CCDC109B is expressed at high levels in the immune system and the circulatory system.  CCDC109B is expressed in B-cells, Dendritic Cells, T-Cells, and Natural Killer Cells.  CCDC109B expression is not present in human adipose tissue, adrenal glands, bladder, bone marrow, ear, esophagus, larynx, parathyroid, pituitary gland, spleen, thyroid, trachea, or umbilical cord tissues.

Role in disease 
CCDC109B may contribute to a number of diseases including various lymphomas and leukemias.  Changes in CCDC109B expression are also present in other diseases such as glioblastomas, Daudi Burkitt's lymphoma, Duchenne muscular dystrophy, breast carcinomas, and promyelocytic leukemia HL-60. CCDC109B may also contribute to atopic dermatitis skin lesions and Job's Syndrome.  However, the mechanisms behind the role of CCDC109B in these diseases are unclear and not well characterized through research.

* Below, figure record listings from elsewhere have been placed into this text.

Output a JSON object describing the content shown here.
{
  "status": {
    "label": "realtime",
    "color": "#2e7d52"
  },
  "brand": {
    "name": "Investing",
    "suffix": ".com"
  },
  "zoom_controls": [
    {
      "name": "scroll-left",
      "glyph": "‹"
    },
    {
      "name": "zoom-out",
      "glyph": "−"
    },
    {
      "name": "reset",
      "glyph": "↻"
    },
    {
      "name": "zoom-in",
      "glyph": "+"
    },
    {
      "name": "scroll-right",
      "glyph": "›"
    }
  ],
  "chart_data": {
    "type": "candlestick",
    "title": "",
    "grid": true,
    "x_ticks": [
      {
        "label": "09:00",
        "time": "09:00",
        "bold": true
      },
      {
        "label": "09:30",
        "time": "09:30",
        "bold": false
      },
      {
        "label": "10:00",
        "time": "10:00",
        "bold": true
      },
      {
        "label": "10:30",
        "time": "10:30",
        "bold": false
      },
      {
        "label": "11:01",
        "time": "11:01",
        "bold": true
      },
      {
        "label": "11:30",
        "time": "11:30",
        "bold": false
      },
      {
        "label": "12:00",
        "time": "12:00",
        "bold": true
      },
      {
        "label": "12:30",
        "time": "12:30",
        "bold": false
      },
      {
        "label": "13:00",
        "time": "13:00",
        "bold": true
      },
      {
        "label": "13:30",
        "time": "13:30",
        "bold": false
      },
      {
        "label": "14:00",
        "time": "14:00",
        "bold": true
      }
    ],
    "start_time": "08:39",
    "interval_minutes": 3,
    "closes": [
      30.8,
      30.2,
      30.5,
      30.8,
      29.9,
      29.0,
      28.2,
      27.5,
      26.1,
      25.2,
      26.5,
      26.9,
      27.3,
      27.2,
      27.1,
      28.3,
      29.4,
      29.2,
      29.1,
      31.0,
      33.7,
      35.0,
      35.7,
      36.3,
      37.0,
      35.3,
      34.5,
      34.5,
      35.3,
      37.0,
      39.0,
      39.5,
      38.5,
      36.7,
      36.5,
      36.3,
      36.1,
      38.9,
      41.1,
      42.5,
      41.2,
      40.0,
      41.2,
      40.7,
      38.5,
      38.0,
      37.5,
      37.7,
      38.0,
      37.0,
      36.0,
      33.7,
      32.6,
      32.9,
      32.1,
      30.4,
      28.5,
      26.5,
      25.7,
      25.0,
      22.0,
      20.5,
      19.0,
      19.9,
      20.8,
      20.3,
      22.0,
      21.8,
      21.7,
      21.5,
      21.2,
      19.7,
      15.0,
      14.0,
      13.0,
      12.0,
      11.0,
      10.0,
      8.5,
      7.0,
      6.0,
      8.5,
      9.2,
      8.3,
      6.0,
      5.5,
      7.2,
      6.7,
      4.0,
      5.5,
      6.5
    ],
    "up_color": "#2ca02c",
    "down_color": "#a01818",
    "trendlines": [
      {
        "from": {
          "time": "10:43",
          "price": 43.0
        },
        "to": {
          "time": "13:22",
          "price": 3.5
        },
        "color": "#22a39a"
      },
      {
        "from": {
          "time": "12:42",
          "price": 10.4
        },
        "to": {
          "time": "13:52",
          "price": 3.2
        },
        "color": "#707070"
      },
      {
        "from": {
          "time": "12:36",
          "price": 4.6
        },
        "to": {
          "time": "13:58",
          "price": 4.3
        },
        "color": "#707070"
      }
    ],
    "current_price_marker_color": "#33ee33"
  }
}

Protein-protein interaction

Transcription factors
CCDC109B has a promoter region that contains sites for transcription factor binding. This promoter region is approximately 500 nucleotides long and is located just prior to the start of translation.  Notable transcription factors that bind CCDC109B include:
Fork Head Domain Factors (FKHD)
Myeloid Zinc Finger 1 Factors (MZF1)
Pleomorphic Adenoma Gene (PLAG)
C2H2 Zinc Finger Transcription Factors 2 (ZF02)
Vertebrate SMAD Family of Transcription Factors (SMAD)
Twist Subfamily of Class B bHLH Transcription Factors (HAND)
CCAAT/Enhance Binding Protein (CEBP)
Nuclear Factor of Activated T-Cells (NFAT)

Cellular proteins
CCDC109B interacts with ZBTB16, which is a zinc-finger transcription factor and has a probable role in protein degradation.  CCDC109B's interaction with ZBTB16 was determined by a yeast two-hybrid screen  It is still unclear how CCDC109B interacts with ZBTB16.

Other proteins that CCDC109B interact with are currently unknown.